The rising costs of living in some parts of the United States are often attributed to the reduction of using motor vehicles. Recent reports have brought to light new concerns that are causing Americans to use vehicles less each year. The economic downturn in some parts of the country is now only one of the factors affecting vehicle usage. The sharp decline in use of motor vehicles is an ongoing issue concerning many U.S. auto industry experts.
Based on industry averages, Europeans continue to pay more for fuel compared to oil costs in the U.S. The rising gasoline prices in some parts of the country have seriously affected usage of automobiles although new factors are now in place. Longer commutes are one reason that some drivers use vehicles less annually. The financial industry has been affected by mergers and consolidations and this has affected loan operations. Consumers who now have lower credit scores or credit reports with negative indicators can have issues obtaining financing for vehicle purchases.
Telecommuting and Online Jobs Now Affecting Transportation
The average American used to drive a motor vehicle 960 miles monthly for commutes to a public or private sector job. This ratio has been part of fuel averages and indicators of economic strength since the early 1990s. New numbers have suggested nearly a 20 percent drop in recent years of miles driven per month. Analysts have predicted the cause to be more families carpooling, workers who telecommute and underemployment in all 50 states.
The following is a percentage of Americans using variations of carpooling this year:
- 10 Percent of Drivers
- 78 Percent Travel With a Co-Worker
- 51 Percent Carpool With Family Members
The following provides a percentage of telecommuting workers and online workers:
- 80 Percent Growth Since 2005
- Federal Employes Represent 3.3 Percent of Telecommuters
- 30 Million People Work Online or Telecommute Daily
Additional changes in the annual number of teens who receive a license to drive are also affecting vehicle usage. The downturn in teen employment opportunities has reduced the need for some teens to seek a license to drive. More teenagers are relying on parents for transportation or commuting through public transportation in urban areas.
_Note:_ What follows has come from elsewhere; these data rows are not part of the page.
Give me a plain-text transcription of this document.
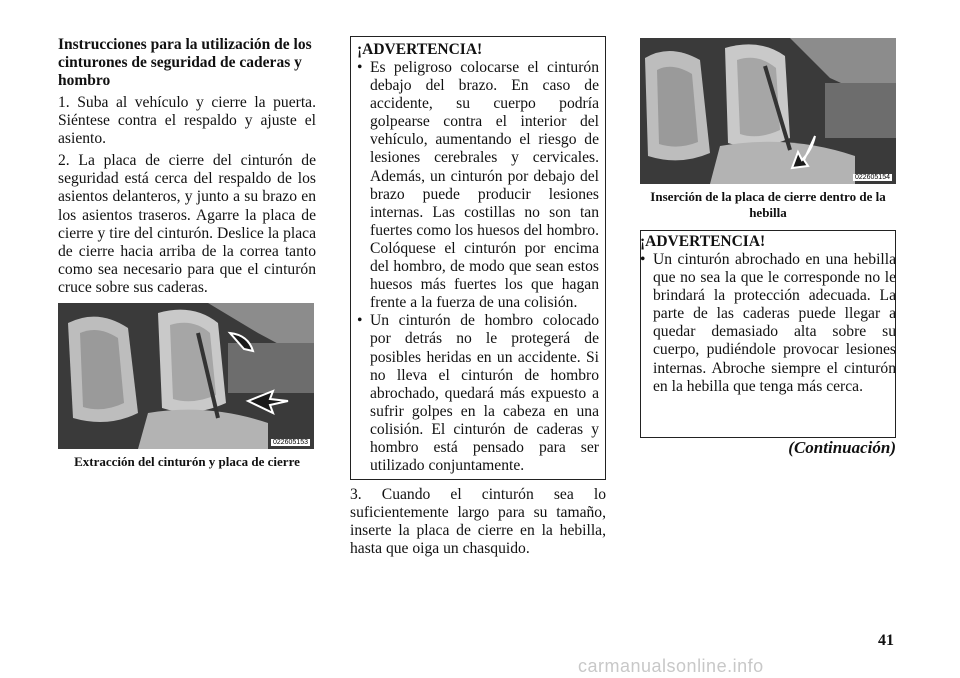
Instrucciones para la utilización de los cinturones de seguridad de caderas y hombro

1. Suba al vehículo y cierre la puerta. Siéntese contra el respaldo y ajuste el asiento.

2. La placa de cierre del cinturón de seguridad está cerca del respaldo de los asientos delanteros, y junto a su brazo en los asientos traseros. Agarre la placa de cierre y tire del cinturón. Deslice la placa de cierre hacia arriba de la correa tanto como sea necesario para que el cinturón cruce sobre sus caderas.

022605153

Extracción del cinturón y placa de cierre

¡ADVERTENCIA!

• Es peligroso colocarse el cinturón debajo del brazo. En caso de accidente, su cuerpo podría golpearse contra el interior del vehículo, aumentando el riesgo de lesiones cerebrales y cervicales. Además, un cinturón por debajo del brazo puede producir lesiones internas. Las costillas no son tan fuertes como los huesos del hombro. Colóquese el cinturón por encima del hombro, de modo que sean estos huesos más fuertes los que hagan frente a la fuerza de una colisión.
• Un cinturón de hombro colocado por detrás no le protegerá de posibles heridas en un accidente. Si no lleva el cinturón de hombro abrochado, quedará más expuesto a sufrir golpes en la cabeza en una colisión. El cinturón de caderas y hombro está pensado para ser utilizado conjuntamente.

3. Cuando el cinturón sea lo suficientemente largo para su tamaño, inserte la placa de cierre en la hebilla, hasta que oiga un chasquido.

022605154

Inserción de la placa de cierre dentro de la hebilla

¡ADVERTENCIA!

• Un cinturón abrochado en una hebilla que no sea la que le corresponde no le brindará la protección adecuada. La parte de las caderas puede llegar a quedar demasiado alta sobre su cuerpo, pudiéndole provocar lesiones internas. Abroche siempre el cinturón en la hebilla que tenga más cerca.
(Continuación)
41
carmanualsonline.info
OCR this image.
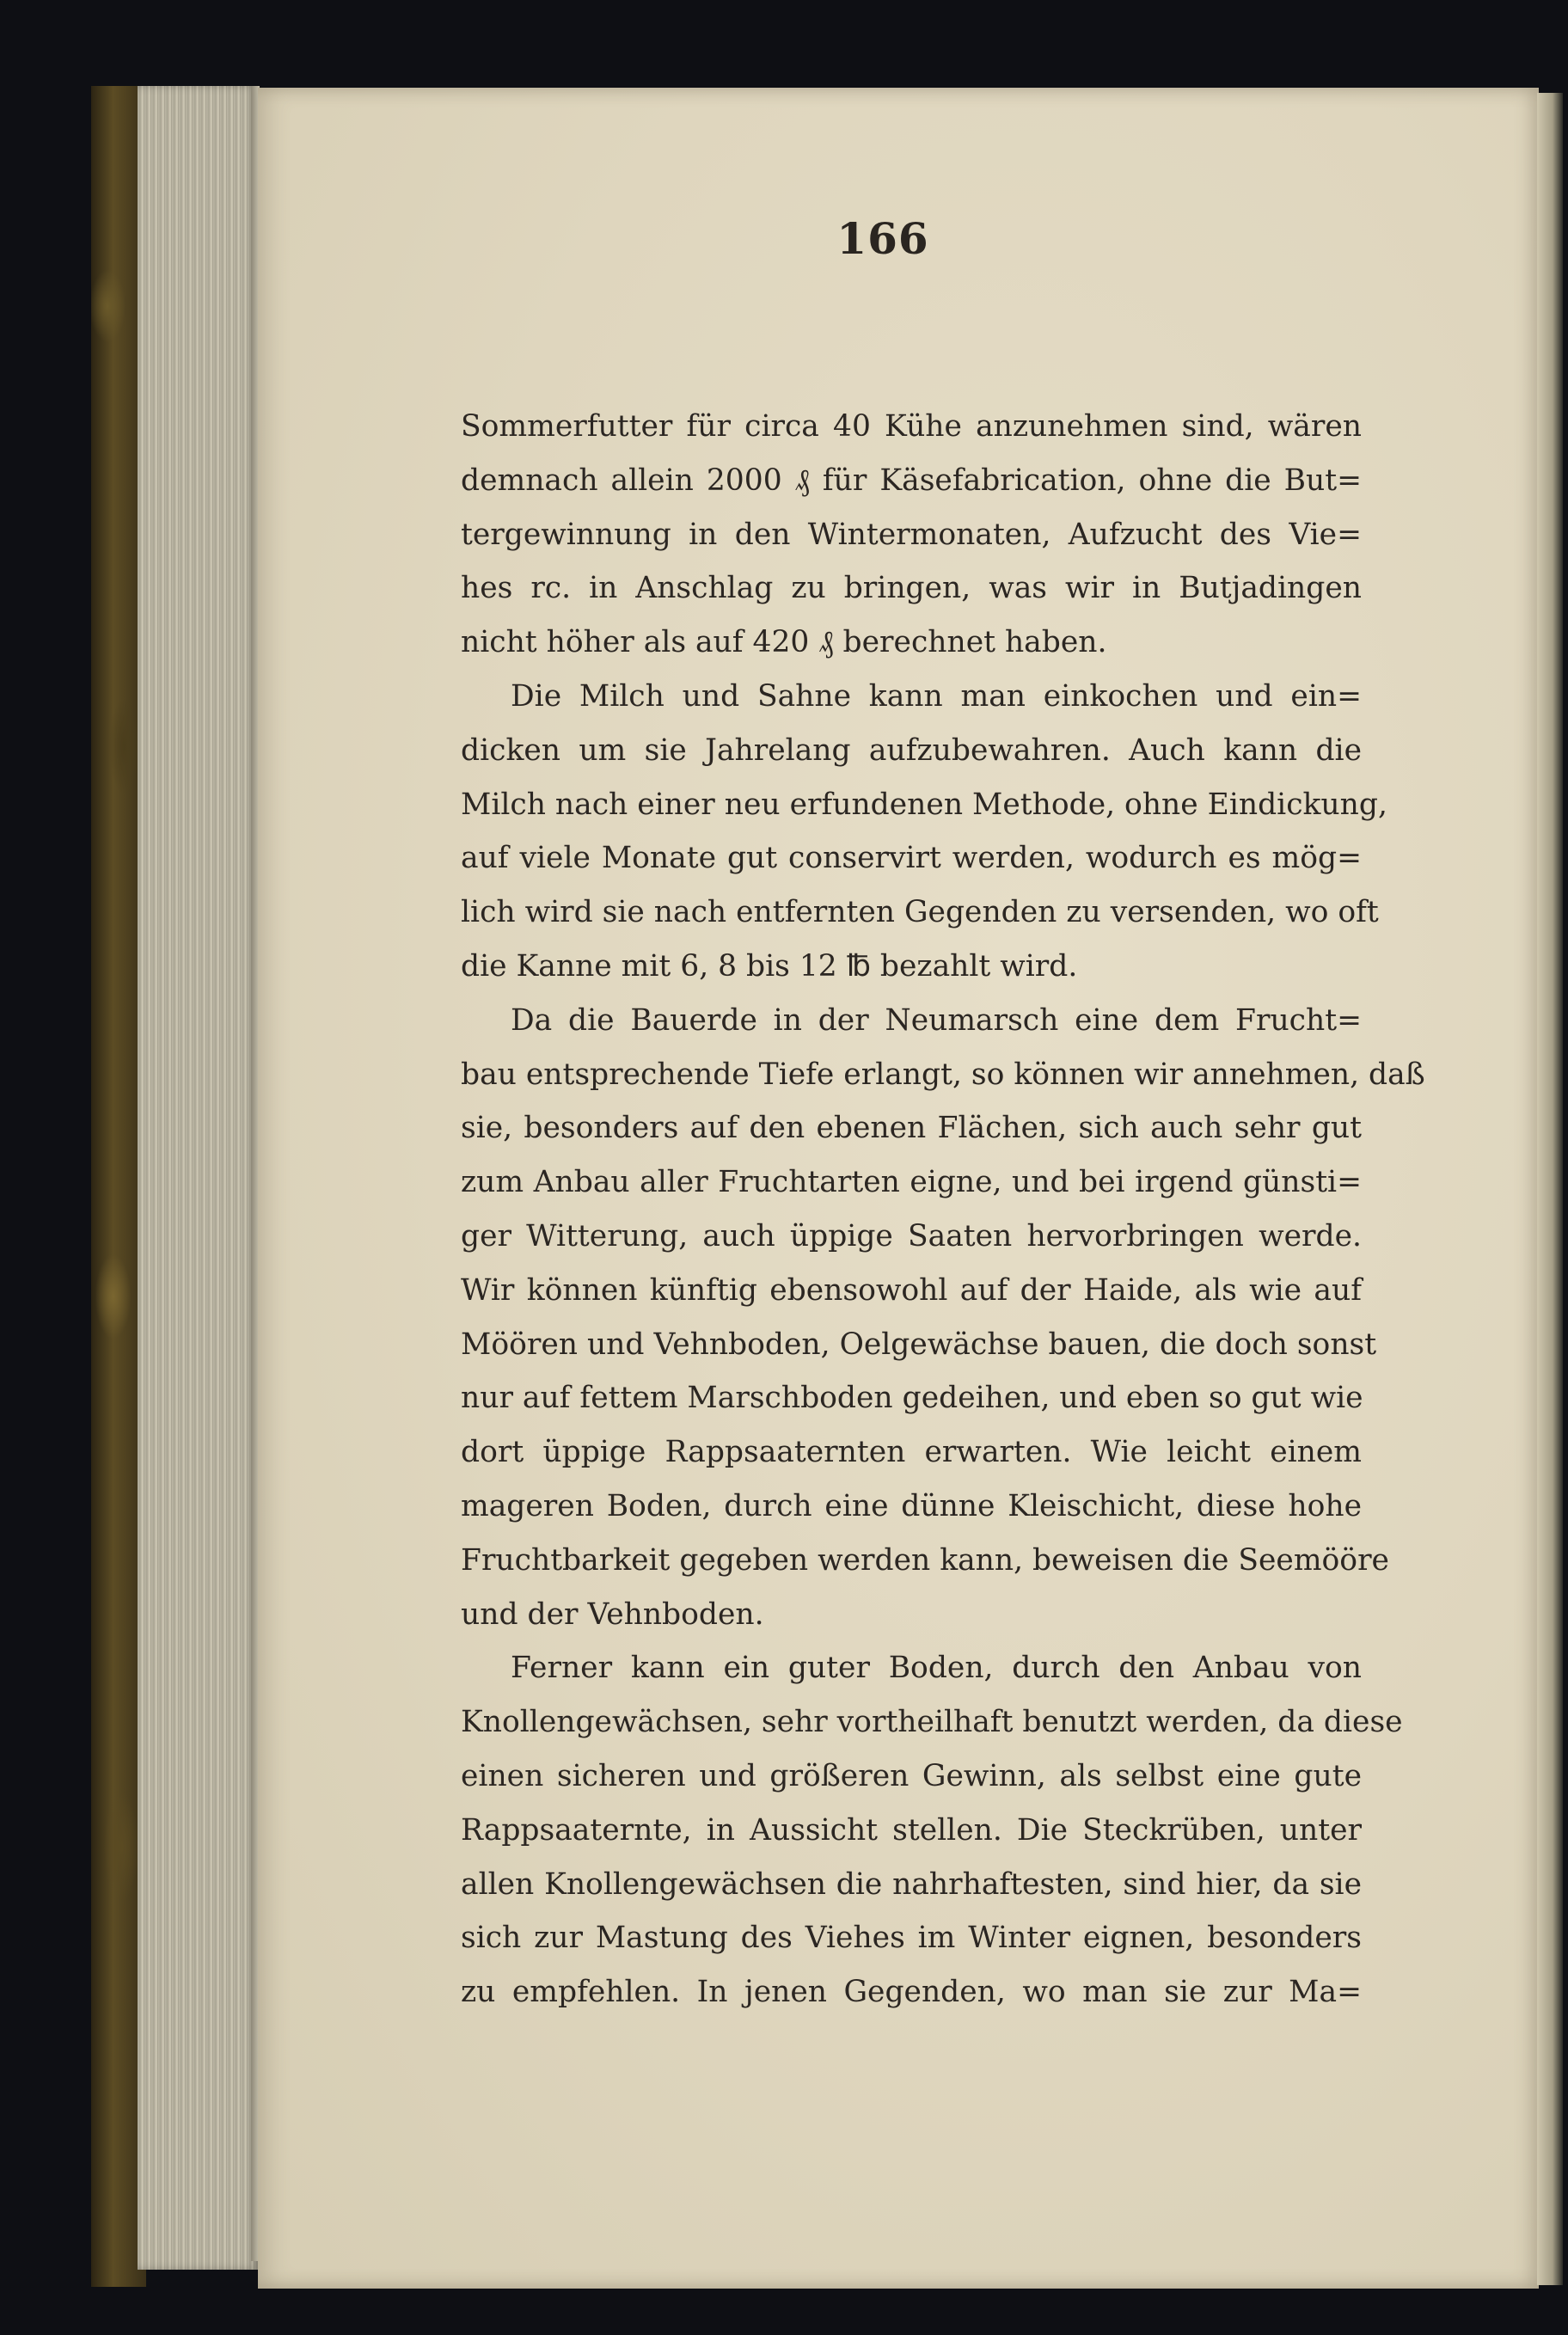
166
Sommerfutter für circa 40 Kühe anzunehmen sind, wären
demnach allein 2000 ₰ für Käsefabrication, ohne die But=
tergewinnung in den Wintermonaten, Aufzucht des Vie=
hes rc. in Anschlag zu bringen, was wir in Butjadingen
nicht höher als auf 420 ₰ berechnet haben.
Die Milch und Sahne kann man einkochen und ein=
dicken um sie Jahrelang aufzubewahren. Auch kann die
Milch nach einer neu erfundenen Methode, ohne Eindickung,
auf viele Monate gut conservirt werden, wodurch es mög=
lich wird sie nach entfernten Gegenden zu versenden, wo oft
die Kanne mit 6, 8 bis 12 ℔ bezahlt wird.
Da die Bauerde in der Neumarsch eine dem Frucht=
bau entsprechende Tiefe erlangt, so können wir annehmen, daß
sie, besonders auf den ebenen Flächen, sich auch sehr gut
zum Anbau aller Fruchtarten eigne, und bei irgend günsti=
ger Witterung, auch üppige Saaten hervorbringen werde.
Wir können künftig ebensowohl auf der Haide, als wie auf
Möören und Vehnboden, Oelgewächse bauen, die doch sonst
nur auf fettem Marschboden gedeihen, und eben so gut wie
dort üppige Rappsaaternten erwarten. Wie leicht einem
mageren Boden, durch eine dünne Kleischicht, diese hohe
Fruchtbarkeit gegeben werden kann, beweisen die Seemööre
und der Vehnboden.
Ferner kann ein guter Boden, durch den Anbau von
Knollengewächsen, sehr vortheilhaft benutzt werden, da diese
einen sicheren und größeren Gewinn, als selbst eine gute
Rappsaaternte, in Aussicht stellen. Die Steckrüben, unter
allen Knollengewächsen die nahrhaftesten, sind hier, da sie
sich zur Mastung des Viehes im Winter eignen, besonders
zu empfehlen. In jenen Gegenden, wo man sie zur Ma=
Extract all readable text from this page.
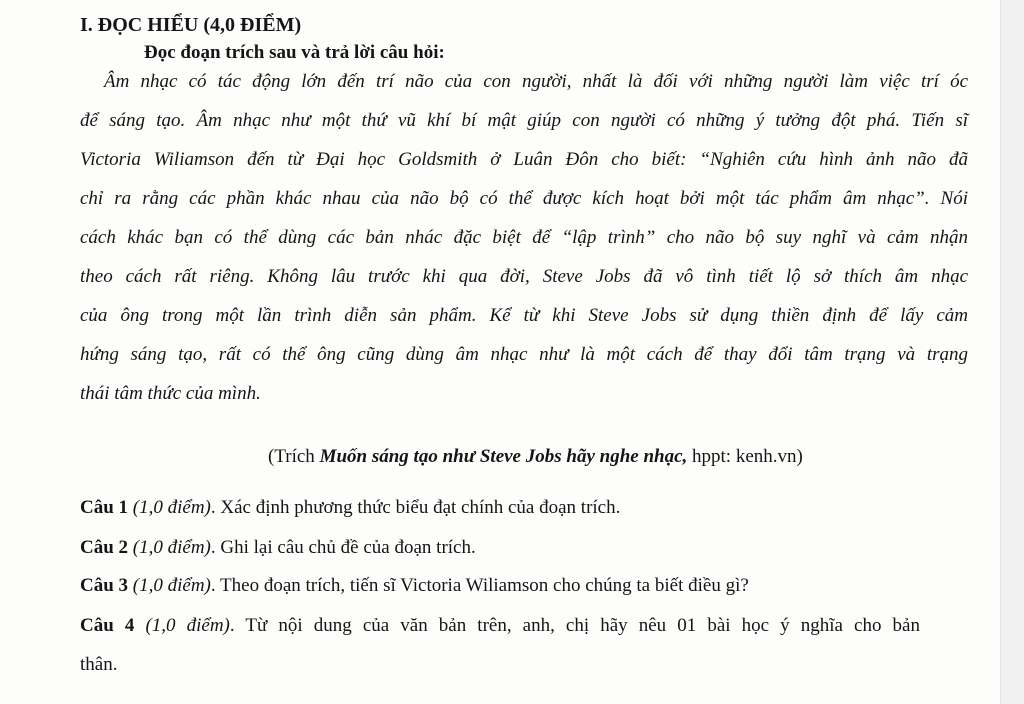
I. ĐỌC HIỂU (4,0 ĐIỂM)
Đọc đoạn trích sau và trả lời câu hỏi:
Âm nhạc có tác động lớn đến trí não của con người, nhất là đối với những người làm việc trí óc
để sáng tạo. Âm nhạc như một thứ vũ khí bí mật giúp con người có những ý tưởng đột phá. Tiến sĩ
Victoria Wiliamson đến từ Đại học Goldsmith ở Luân Đôn cho biết: “Nghiên cứu hình ảnh não đã
chỉ ra rằng các phần khác nhau của não bộ có thể được kích hoạt bởi một tác phẩm âm nhạc”. Nói
cách khác bạn có thể dùng các bản nhác đặc biệt để “lập trình” cho não bộ suy nghĩ và cảm nhận
theo cách rất riêng. Không lâu trước khi qua đời, Steve Jobs đã vô tình tiết lộ sở thích âm nhạc
của ông trong một lần trình diễn sản phẩm. Kể từ khi Steve Jobs sử dụng thiền định để lấy cảm
hứng sáng tạo, rất có thể ông cũng dùng âm nhạc như là một cách để thay đổi tâm trạng và trạng
thái tâm thức của mình.
(Trích Muốn sáng tạo như Steve Jobs hãy nghe nhạc, hppt: kenh.vn)
Câu 1 (1,0 điểm). Xác định phương thức biểu đạt chính của đoạn trích.
Câu 2 (1,0 điểm). Ghi lại câu chủ đề của đoạn trích.
Câu 3 (1,0 điểm). Theo đoạn trích, tiến sĩ Victoria Wiliamson cho chúng ta biết điều gì?
Câu 4 (1,0 điểm). Từ nội dung của văn bản trên, anh, chị hãy nêu 01 bài học ý nghĩa cho bản
thân.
The reduced use of vehicles has directly affected sales of new automobiles in dealerships across the nation.
High MSRP of New Vehicles Blamed for Falling Auto Sales
Regardless of the automaker bailouts in 2009, wages are higher than ever at most auto manufacturing plans. While some employees have taken early retirement packages, average salaries for auto assembly workers have increased. These increases have affected the retail prices that consumers pay at auto dealerships. The salary increases, costs of replacement parts and importing fees directly contribute to rising MSRP prices for new motor vehicles.
Recent studies have reported that the base model vehicle cost for a mid-level automobile is currently $29,997. This price is nearly 20 percent higher than prices that were promoted in the early 2000s. With wages decreasing in most U.S. jobs, the ability to afford a vehicle is diminishing in many parts of the country. Consumers are now using vehicles less and no longer investing in brand new cars every few years. These changes are expected to continue to affect sales of used parts, distribution of components and length of warranty coverage through insurance agencies.